Published on 26 March 2021
To reduce the CO2 emissions, the increased use of electric vehicles (EV),  electric actuators and offshore wind turbines could be part of the solution. Permanent magnets (PM) are key components for high power density e-drives needed in increasing amounts in future. Over 90 % of EV-motors are permanent magnet motors, due to the high power density achievable in small volume. Furthermore, e-bikes, wind turbine generators and consumer electronics among others rely on permanent magnets. Neodymium Iron Boron (Nd-Fe-B) permanent magnets dominate the market as they exhibit the highest magnetic power density at room temperature. Nd-Fe-B permanent magnets contain approximately 30 wt-% of Nd, Pr and Dy (rarely Tb), classified as critical raw materials (CRM) by the EU. The supply of these rare earth elements is controlled almost exclusively by China. 

It is a known fact that the raw material prices for Nd and Dy are subject to high price volatility, as evidenced during the 2011 rare-earth crisis. Heavy reliance on CRMs is a severe cost, availability and sustainability issue for e-drives based on permanent magnet technology. Considering the average rare earth metal content in an EV motor is 1.3 kg, the raw material costs of the magnets reaches up to 50% of the total raw material costs of the motor. 

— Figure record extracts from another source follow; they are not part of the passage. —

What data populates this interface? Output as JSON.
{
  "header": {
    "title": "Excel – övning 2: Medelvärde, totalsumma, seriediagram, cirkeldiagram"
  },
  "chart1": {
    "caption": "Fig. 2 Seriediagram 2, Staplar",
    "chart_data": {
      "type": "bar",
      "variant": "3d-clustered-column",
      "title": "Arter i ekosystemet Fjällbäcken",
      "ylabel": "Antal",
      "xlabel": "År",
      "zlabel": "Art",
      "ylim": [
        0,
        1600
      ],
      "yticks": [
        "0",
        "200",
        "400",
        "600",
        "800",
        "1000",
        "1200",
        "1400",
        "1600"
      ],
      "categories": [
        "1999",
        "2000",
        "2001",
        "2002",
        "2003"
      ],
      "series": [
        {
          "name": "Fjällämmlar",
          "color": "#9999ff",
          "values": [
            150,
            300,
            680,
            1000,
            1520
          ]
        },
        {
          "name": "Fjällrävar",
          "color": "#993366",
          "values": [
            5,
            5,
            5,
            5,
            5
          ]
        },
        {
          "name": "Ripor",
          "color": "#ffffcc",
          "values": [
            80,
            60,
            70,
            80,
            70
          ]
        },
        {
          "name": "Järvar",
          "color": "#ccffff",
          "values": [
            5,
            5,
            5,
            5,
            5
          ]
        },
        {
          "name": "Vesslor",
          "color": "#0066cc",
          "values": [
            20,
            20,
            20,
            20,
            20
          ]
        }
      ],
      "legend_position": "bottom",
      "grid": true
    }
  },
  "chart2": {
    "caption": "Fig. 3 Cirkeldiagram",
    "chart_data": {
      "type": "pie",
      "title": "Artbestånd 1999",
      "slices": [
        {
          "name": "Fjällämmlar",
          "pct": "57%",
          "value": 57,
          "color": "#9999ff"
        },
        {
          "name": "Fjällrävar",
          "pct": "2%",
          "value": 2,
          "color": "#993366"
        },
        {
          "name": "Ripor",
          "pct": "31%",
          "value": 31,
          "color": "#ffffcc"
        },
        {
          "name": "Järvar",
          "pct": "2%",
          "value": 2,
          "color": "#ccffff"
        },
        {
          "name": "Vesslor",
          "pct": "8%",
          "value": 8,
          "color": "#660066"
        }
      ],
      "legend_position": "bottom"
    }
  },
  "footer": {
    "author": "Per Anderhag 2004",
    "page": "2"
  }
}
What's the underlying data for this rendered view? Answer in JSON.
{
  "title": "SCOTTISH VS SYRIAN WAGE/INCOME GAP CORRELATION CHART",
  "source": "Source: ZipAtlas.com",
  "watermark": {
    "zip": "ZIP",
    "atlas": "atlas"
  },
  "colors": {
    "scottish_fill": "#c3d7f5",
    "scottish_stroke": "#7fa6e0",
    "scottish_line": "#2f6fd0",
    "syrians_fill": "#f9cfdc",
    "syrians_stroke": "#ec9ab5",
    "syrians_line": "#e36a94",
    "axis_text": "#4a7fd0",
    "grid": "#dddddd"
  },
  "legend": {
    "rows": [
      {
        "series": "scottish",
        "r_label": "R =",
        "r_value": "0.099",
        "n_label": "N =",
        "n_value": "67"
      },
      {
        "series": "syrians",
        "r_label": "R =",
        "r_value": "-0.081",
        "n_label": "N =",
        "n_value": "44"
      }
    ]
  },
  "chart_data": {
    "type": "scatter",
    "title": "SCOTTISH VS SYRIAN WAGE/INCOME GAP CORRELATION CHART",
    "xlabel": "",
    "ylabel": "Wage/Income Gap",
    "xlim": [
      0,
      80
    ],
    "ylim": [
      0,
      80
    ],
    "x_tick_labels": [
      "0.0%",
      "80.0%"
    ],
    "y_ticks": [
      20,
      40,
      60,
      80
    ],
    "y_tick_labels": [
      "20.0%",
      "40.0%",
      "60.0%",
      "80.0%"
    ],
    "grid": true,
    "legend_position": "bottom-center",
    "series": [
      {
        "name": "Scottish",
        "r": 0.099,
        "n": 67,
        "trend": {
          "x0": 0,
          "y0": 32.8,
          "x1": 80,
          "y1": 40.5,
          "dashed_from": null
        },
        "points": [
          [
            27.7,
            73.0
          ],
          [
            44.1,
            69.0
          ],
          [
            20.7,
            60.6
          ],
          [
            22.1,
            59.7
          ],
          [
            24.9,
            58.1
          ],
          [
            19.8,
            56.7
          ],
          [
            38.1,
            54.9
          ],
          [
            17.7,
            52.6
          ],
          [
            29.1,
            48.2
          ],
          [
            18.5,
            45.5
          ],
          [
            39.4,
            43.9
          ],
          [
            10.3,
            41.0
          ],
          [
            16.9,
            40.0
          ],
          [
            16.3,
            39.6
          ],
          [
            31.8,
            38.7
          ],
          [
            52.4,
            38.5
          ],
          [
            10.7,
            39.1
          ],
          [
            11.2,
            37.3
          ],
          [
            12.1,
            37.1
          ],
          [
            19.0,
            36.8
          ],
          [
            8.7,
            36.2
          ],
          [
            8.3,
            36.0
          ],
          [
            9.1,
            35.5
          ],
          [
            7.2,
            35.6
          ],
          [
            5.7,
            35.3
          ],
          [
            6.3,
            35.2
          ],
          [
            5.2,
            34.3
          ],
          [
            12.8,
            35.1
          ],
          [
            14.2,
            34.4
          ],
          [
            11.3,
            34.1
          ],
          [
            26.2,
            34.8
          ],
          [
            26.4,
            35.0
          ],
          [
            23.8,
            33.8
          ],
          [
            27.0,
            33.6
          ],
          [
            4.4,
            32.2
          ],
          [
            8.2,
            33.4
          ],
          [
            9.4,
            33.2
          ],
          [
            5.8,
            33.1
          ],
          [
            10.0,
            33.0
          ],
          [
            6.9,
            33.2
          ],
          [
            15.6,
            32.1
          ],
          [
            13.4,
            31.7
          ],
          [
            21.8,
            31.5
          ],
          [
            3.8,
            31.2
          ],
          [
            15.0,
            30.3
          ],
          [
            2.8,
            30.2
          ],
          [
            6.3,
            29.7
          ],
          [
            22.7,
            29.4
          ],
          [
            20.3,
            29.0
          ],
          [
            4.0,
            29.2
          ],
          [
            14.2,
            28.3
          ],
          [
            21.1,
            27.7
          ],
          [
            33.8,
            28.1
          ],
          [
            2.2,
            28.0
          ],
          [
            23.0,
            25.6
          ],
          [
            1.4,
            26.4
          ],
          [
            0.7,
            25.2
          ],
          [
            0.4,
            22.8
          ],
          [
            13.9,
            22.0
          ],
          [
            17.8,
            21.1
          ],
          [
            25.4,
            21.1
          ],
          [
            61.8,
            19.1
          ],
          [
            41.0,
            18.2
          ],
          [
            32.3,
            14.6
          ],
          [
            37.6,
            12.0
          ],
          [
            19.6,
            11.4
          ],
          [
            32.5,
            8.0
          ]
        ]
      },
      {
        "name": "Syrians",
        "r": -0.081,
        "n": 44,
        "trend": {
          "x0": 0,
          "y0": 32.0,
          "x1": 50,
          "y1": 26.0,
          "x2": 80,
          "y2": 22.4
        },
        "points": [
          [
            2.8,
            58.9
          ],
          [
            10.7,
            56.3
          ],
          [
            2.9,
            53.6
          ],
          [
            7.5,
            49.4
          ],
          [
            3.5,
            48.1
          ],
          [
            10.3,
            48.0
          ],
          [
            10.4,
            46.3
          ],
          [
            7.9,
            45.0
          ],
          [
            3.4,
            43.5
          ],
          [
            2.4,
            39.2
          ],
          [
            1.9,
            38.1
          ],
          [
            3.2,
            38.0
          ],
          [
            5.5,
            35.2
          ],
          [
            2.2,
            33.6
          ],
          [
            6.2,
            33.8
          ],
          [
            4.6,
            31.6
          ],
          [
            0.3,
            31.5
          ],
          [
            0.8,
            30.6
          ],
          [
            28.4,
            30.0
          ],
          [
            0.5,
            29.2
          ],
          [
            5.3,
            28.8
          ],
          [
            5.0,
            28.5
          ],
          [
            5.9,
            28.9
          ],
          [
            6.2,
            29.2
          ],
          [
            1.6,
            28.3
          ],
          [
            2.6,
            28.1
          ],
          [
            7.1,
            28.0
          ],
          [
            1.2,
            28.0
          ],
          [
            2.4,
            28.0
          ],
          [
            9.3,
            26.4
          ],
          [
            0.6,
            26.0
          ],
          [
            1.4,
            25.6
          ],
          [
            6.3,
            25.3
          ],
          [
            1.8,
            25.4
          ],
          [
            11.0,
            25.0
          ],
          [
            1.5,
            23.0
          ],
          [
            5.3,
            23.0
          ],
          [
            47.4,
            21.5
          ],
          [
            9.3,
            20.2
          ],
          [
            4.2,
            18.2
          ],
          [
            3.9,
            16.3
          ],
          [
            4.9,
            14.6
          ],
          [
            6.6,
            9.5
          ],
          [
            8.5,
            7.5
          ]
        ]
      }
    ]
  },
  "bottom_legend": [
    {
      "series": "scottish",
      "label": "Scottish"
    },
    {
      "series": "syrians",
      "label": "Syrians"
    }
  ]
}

The Nd-Fe-B magnets for EV drives or other motor applications are typically produced in a powder-metallurgical sintering route, which is the most cost efficient one for high grade anisotropic magnets that can be operated up to 200°C without suffering demagnetization. The drawback of this process is the limitation of available shapes, minimum sizes and huge amounts of wastes produced by cutting and shaping. A second route is the hot deformation technique typically resulting in cylindershaped magnets. Both methods start with fine grained powders of a few microns grain size demanding a careful handling in controlled atmospheric conditions in avoidance of oxidation. 

Thus, a route offering near net-shape production of Nd-Fe-B magnets with the use of less dangerous powder fractions of around 30-40 microns mean grain size like the Laser Powder Bed Fusion (L-PBF) process offers many advantages to produce a new design of efficient permanent magnet containing electric drives, actuators or sensors. 3DREMAG targets the establishment of this specific processing by providing starting powders to allow additive manufacturing (AM) experts to work with permanent magnet powders and vice versa. Thus, the 3DREMAG consortium was gathered in such a way to cover the whole process chain from pre-alloy and raw powder production, to particle plasma spheroidization and L-PBF. This will allow to test the applicability and learn about the processing parameters, in order to finally commercialize a powder after the end of the project.